16 A Secret Marriage
(1911)
Marusya spent just a few days in Moscow, but when she returned home, it seemed to Jacob that she was now older than he was. She was, indeed, older than he was—by eleven days. Jacob, with all his inclination to philosophize, had not yet stumbled on this notion—the incommensurability of the flow of time and age, and, especially, the disparate rhythms and cycles of age in men and women. That note of condescending tenderness that he had acquired through the years of interacting with his younger sisters, and which he at first transferred to Marusya, seemed misplaced or insufficient. Marusya’s unexpected maturation forced him to grow up, too. He wrote an entry about it in his diary soon after her return:
Everything that has happened to me up until today was simply a puppy’s ecstasy at the sight of a pretty young woman. Even our wonderful conversations are meaningless, because they are just the dreams of underdeveloped, puerile young people. Now I understand that only manly behavior, powerful masculine action, can correct this. If not, I’m lost. I remember with shame how we stood by the ravine in the Royal Garden, and the moment was perfect, but even then I didn’t dare kiss her. Even writing the word “her” makes me uncomfortable. Our relationship has formed on the basis of interests we share, and the fact that we belong to different sexes, that there is something between us that is purely “sexual,” should not be that important. It’s almost a kind of captivity, and it can only be overcome through unity, through wholeness and integration. Indeed, if I understand Plato correctly, this is the idea behind the “androgyne”—to be such an integrated being that sex doesn’t undermine the unity.

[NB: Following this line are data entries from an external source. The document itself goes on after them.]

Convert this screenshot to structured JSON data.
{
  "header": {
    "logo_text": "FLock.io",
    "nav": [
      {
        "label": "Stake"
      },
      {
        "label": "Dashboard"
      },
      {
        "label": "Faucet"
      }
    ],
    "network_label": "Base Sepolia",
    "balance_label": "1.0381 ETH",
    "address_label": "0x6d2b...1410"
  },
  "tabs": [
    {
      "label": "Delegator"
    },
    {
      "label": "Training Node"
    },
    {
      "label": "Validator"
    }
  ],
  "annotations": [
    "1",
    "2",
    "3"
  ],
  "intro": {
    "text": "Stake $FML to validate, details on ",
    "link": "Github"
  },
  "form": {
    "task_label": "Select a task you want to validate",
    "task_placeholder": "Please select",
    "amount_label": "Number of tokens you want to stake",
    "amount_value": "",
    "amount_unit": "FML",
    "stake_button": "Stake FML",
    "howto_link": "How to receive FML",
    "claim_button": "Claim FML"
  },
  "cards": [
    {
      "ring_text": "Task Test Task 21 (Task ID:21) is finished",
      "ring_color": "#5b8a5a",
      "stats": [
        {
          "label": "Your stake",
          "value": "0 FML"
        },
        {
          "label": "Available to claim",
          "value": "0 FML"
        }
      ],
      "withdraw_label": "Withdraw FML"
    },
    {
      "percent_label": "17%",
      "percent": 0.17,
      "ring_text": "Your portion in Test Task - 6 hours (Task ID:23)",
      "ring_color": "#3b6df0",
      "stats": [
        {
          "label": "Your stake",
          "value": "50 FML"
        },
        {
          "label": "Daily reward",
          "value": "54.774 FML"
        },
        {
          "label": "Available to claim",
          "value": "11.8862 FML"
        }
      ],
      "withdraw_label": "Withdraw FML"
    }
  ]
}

Jacob, following his tried-and-true custom of sharing his deepest thoughts with Marusya, outlined his notions for her in a less coherent form. Yes, she also thought about the subject of sex, and the biology lectures in her studies had made a strong impression on her. From them, Marusya had gleaned that women pay a high price for their childbearing capacity, and the inequality of the sexes derives directly from the divergent biological functions of the male and the female. But this view led her in the opposite direction—not toward androgyny, but in the direction of the authentic emancipation of women in the psychological, intellectual, and spiritual realms. There could never be any equality on the level of biology, since nature had assigned women the role of the continuation of the species, the birth and nurturing of children. This inhibits the full development of her capacities. Jacob completely shared Marusya’s views on emancipation, and even pointed out to her that men were obliged to share these views; otherwise, an intelligent, rational partnership would become a competition, and no good would come of it.
These conversations brought them closer and closer together, and Marusya’s thoughts in some way fed his courage. They finished their exams in June. Jacob qualified to enter the second year of the Commercial Institute, he passed his in absentia exams in the program of music theory at the conservatory, and Marusya received a certificate of completion of the Froebel Courses. Jacqueline Osipovna offered her the chance to work in the Froebel Society as an assistant until autumn. Now Marusya and Jacob met nearly every day; he came to see her at home, and got to know her parents and her brother Mikhail, who had just arrived from St. Petersburg. On July 12, having been detained in town for two weeks because Rayechka was ill, the Ossetsky family left for a dacha in Lustdorf, near Odessa, where they had rented a spacious house for many years running.